Multi-modal seismic control design for multi-storey buildings using cross-layer installed cable-bracing inerter systems: Part 1 theoretical treatment

Abstract

Many attempts have been made to improve the performance of buildings subjected to ground motions with a novel mechanic element, known as an inerter, thereby giving buildings more stability. Recently, a characteristic of the inerter system on controlling the target mode, called the target mode control effect, has been discovered. Considering the prospects of target mode control effect on controlling those buildings affected by multi-modal responses, in this study, cross-layer installed cable-bracing inerter systems (CICBISs) will be used for the multi-modal seismic control.
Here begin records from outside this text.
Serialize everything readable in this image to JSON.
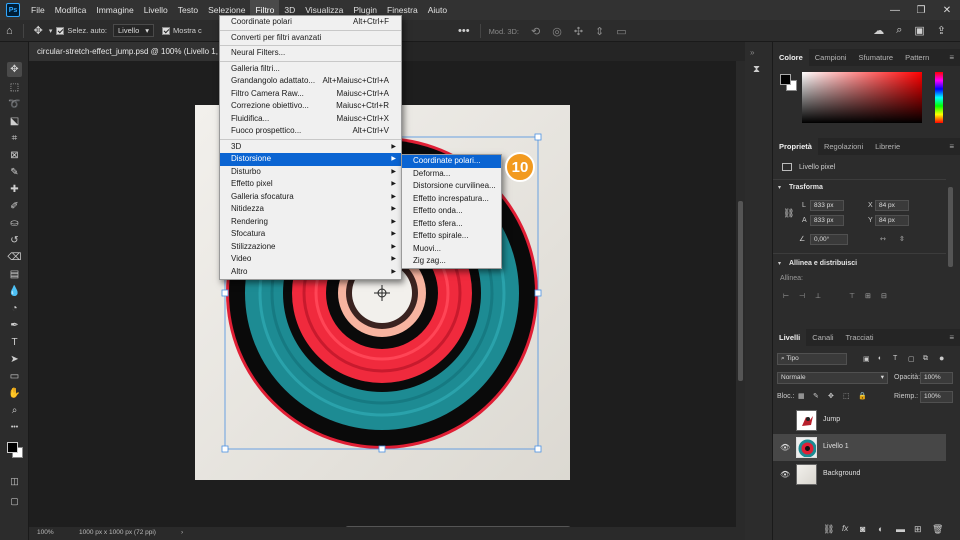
{
  "menubar": {
    "items": [
      "File",
      "Modifica",
      "Immagine",
      "Livello",
      "Testo",
      "Selezione",
      "Filtro",
      "3D",
      "Visualizza",
      "Plugin",
      "Finestra",
      "Aiuto"
    ],
    "active_index": 6,
    "logo": "Ps"
  },
  "options_bar": {
    "auto_select_label": "Selez. auto:",
    "auto_select_value": "Livello",
    "show_label": "Mostra c",
    "mode_3d_label": "Mod. 3D:"
  },
  "document": {
    "tab_title": "circular-stretch-effect_jump.psd @ 100% (Livello 1, RG",
    "zoom": "100%",
    "doc_info": "1000 px x 1000 px (72 ppi)"
  },
  "filter_menu": {
    "last_filter": {
      "label": "Coordinate polari",
      "shortcut": "Alt+Ctrl+F"
    },
    "smart_filters": "Converti per filtri avanzati",
    "neural": "Neural Filters...",
    "group1": [
      {
        "label": "Galleria filtri...",
        "shortcut": ""
      },
      {
        "label": "Grandangolo adattato...",
        "shortcut": "Alt+Maiusc+Ctrl+A"
      },
      {
        "label": "Filtro Camera Raw...",
        "shortcut": "Maiusc+Ctrl+A"
      },
      {
        "label": "Correzione obiettivo...",
        "shortcut": "Maiusc+Ctrl+R"
      },
      {
        "label": "Fluidifica...",
        "shortcut": "Maiusc+Ctrl+X"
      },
      {
        "label": "Fuoco prospettico...",
        "shortcut": "Alt+Ctrl+V"
      }
    ],
    "submenus": [
      "3D",
      "Distorsione",
      "Disturbo",
      "Effetto pixel",
      "Galleria sfocatura",
      "Nitidezza",
      "Rendering",
      "Sfocatura",
      "Stilizzazione",
      "Video",
      "Altro"
    ],
    "highlighted_submenu": "Distorsione"
  },
  "distort_submenu": {
    "items": [
      "Coordinate polari...",
      "Deforma...",
      "Distorsione curvilinea...",
      "Effetto increspatura...",
      "Effetto onda...",
      "Effetto sfera...",
      "Effetto spirale...",
      "Muovi...",
      "Zig zag..."
    ],
    "highlighted": "Coordinate polari..."
  },
  "step_badge": {
    "number": "10",
    "color": "#f29a1f"
  },
  "color_panel": {
    "tabs": [
      "Colore",
      "Campioni",
      "Sfumature",
      "Pattern"
    ],
    "hue_color": "#ff0000"
  },
  "properties_panel": {
    "tabs": [
      "Proprietà",
      "Regolazioni",
      "Librerie"
    ],
    "layer_type": "Livello pixel",
    "transform_title": "Trasforma",
    "w_label": "L",
    "w_value": "833 px",
    "h_label": "A",
    "h_value": "833 px",
    "x_label": "X",
    "x_value": "84 px",
    "y_label": "Y",
    "y_value": "84 px",
    "angle_value": "0,00°",
    "align_title": "Allinea e distribuisci",
    "align_label": "Allinea:"
  },
  "layers_panel": {
    "tabs": [
      "Livelli",
      "Canali",
      "Tracciati"
    ],
    "filter_kind": "Tipo",
    "blend_mode": "Normale",
    "opacity_label": "Opacità:",
    "opacity_value": "100%",
    "lock_label": "Bloc.:",
    "fill_label": "Riemp.:",
    "fill_value": "100%",
    "layers": [
      {
        "name": "Jump",
        "visible": false,
        "selected": false
      },
      {
        "name": "Livello 1",
        "visible": true,
        "selected": true
      },
      {
        "name": "Background",
        "visible": true,
        "selected": false
      }
    ],
    "footer_icons": [
      "link-icon",
      "fx-icon",
      "mask-icon",
      "adjustment-icon",
      "group-icon",
      "new-layer-icon",
      "trash-icon"
    ]
  }
}
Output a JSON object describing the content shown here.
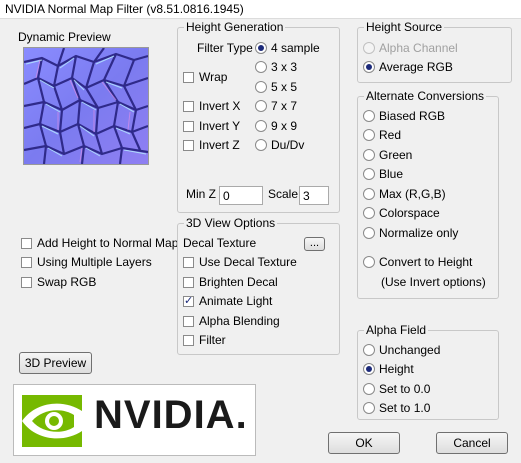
{
  "window": {
    "title": "NVIDIA Normal Map Filter (v8.51.0816.1945)"
  },
  "preview": {
    "title": "Dynamic Preview",
    "colors": {
      "base": "#7f7ff5",
      "crack": "#2f2a8a",
      "highlight": "#b7f0ff",
      "pink": "#d98ce5"
    }
  },
  "left_options": [
    {
      "label": "Add Height to Normal Map",
      "checked": false
    },
    {
      "label": "Using Multiple Layers",
      "checked": false
    },
    {
      "label": "Swap RGB",
      "checked": false
    }
  ],
  "preview3d_button": "3D Preview",
  "logo": {
    "text": "NVIDIA.",
    "icon": "nvidia-eye-icon",
    "accent": "#76b900"
  },
  "height_generation": {
    "title": "Height Generation",
    "filter_type_label": "Filter Type",
    "filters": [
      "4 sample",
      "3 x 3",
      "5 x 5",
      "7 x 7",
      "9 x 9",
      "Du/Dv"
    ],
    "selected_filter": "4 sample",
    "checkboxes": [
      "Wrap",
      "Invert X",
      "Invert Y",
      "Invert Z"
    ],
    "minz_label": "Min Z",
    "minz_value": "0",
    "scale_label": "Scale",
    "scale_value": "3"
  },
  "view3d": {
    "title": "3D View Options",
    "decal_texture_label": "Decal Texture",
    "browse_label": "...",
    "options": [
      {
        "label": "Use Decal Texture",
        "checked": false
      },
      {
        "label": "Brighten Decal",
        "checked": false
      },
      {
        "label": "Animate Light",
        "checked": true
      },
      {
        "label": "Alpha Blending",
        "checked": false
      },
      {
        "label": "Filter",
        "checked": false
      }
    ]
  },
  "height_source": {
    "title": "Height Source",
    "options": [
      {
        "label": "Alpha Channel",
        "checked": false,
        "disabled": true
      },
      {
        "label": "Average RGB",
        "checked": true,
        "disabled": false
      }
    ]
  },
  "alternate_conversions": {
    "title": "Alternate Conversions",
    "options": [
      "Biased RGB",
      "Red",
      "Green",
      "Blue",
      "Max (R,G,B)",
      "Colorspace",
      "Normalize only"
    ],
    "convert_label": "Convert to Height",
    "convert_note": "(Use Invert options)"
  },
  "alpha_field": {
    "title": "Alpha Field",
    "options": [
      "Unchanged",
      "Height",
      "Set to 0.0",
      "Set to 1.0"
    ],
    "selected": "Height"
  },
  "buttons": {
    "ok": "OK",
    "cancel": "Cancel"
  }
}
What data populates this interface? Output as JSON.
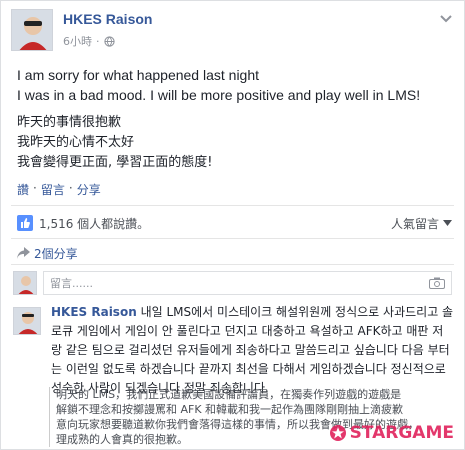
{
  "post": {
    "author": "HKES Raison",
    "time": "6小時",
    "body_en": [
      "I am sorry for what happened last night",
      "I was in a bad mood. I will be more positive and play well in LMS!"
    ],
    "body_cn": [
      "昨天的事情很抱歉",
      "我昨天的心情不太好",
      "我會變得更正面, 學習正面的態度!"
    ],
    "actions": {
      "like": "讚",
      "comment": "留言",
      "share": "分享"
    }
  },
  "reactions": {
    "likes": "1,516 個人都說讚。",
    "sort": "人氣留言"
  },
  "shares": {
    "label": "2個分享"
  },
  "comment_box": {
    "placeholder": "留言......"
  },
  "comment": {
    "author": "HKES Raison",
    "text_kr": "내일 LMS에서 미스테이크 해설위원께 정식으로 사과드리고 솔로큐 게임에서 게임이 안 풀린다고 던지고 대충하고 욕설하고 AFK하고 매판 저랑 같은 팀으로 걸리셨던 유저들에게 죄송하다고 말씀드리고 싶습니다 다음 부터는 이런일 없도록 하겠습니다 끝까지 최선을 다해서 게임하겠습니다 정신적으로 성숙한 사람이 되겠습니다 정말 죄송합니다.",
    "quote": [
      "明天的 LMS，我們正式道歉美國設備評論員，在獨奏作列遊戲的遊戲是",
      "解鎖不理念和按擲謾罵和 AFK 和韓載和我一起作為團隊剛剛抽上滴疲歉",
      "意向玩家想要聽道歉你我們會落得這樣的事情，所以我會做到最好的遊戲，",
      "理成熟的人會真的很抱歉。"
    ]
  },
  "watermark": "STARGAME"
}
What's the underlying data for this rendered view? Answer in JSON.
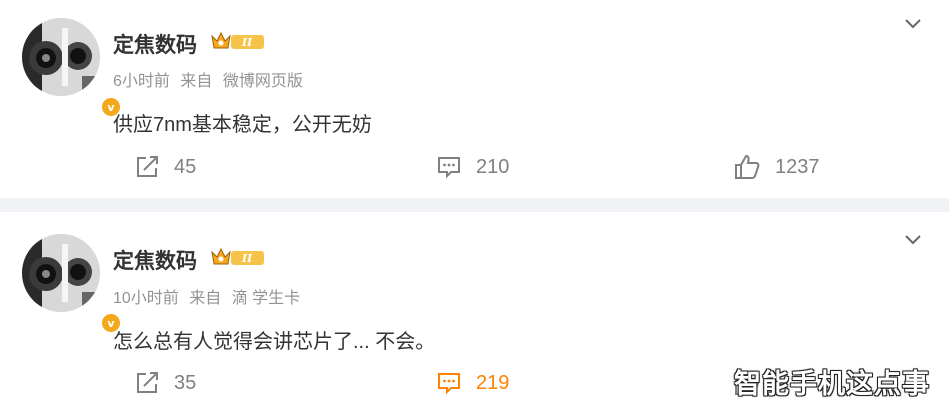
{
  "posts": [
    {
      "author": "定焦数码",
      "time": "6小时前",
      "source_prefix": "来自",
      "source": "微博网页版",
      "content": "供应7nm基本稳定，公开无妨",
      "reposts": "45",
      "comments": "210",
      "likes": "1237"
    },
    {
      "author": "定焦数码",
      "time": "10小时前",
      "source_prefix": "来自",
      "source": "滴 学生卡",
      "content": "怎么总有人觉得会讲芯片了... 不会。",
      "reposts": "35",
      "comments": "219",
      "likes": "",
      "comments_highlighted": true
    }
  ],
  "badges": {
    "verified_mark": "v",
    "rank_level": "II"
  },
  "colors": {
    "accent": "#ff8200",
    "badge": "#f4a81b",
    "text": "#333333",
    "meta": "#939393",
    "divider": "#f1f2f5"
  },
  "watermark": "智能手机这点事"
}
For releasing the end torsion constraints demand of the ball-screw inerter and simplifying the CICBIS's realization, a self-balanced inerter is proposed. A multi-modal seismic control design strategy is proposed to determine the optimal parameters of CICBISs. The equivalent mass with a physical meaning of the multi-storey building with a CICBIS is proposed to quantify the control efficiency of the CICBIS's placement and determine the installation placement of CICBISs directly. A 20-story benchmark building is used to validate the design strategy. The results show that the CICBISs tuned to multi-modes through applying the proposed design strategy can simultaneously focus on controlling multiple target modes. Moreover, it is proved that under the same constraint on each device's control force, the designed CICBISs obtain a higher efficiency on suppressing seismic responses than those CICBISs for single-modal seismic control we proposed in the past and cross-three-layer installed tuned viscous mass dampers. Further sections of the study, including device tests on a self-balanced inerter's prototype and shake table tests on corresponding CIBCIS, will be offered in the following companion paper: Part 2 Experimental treatment.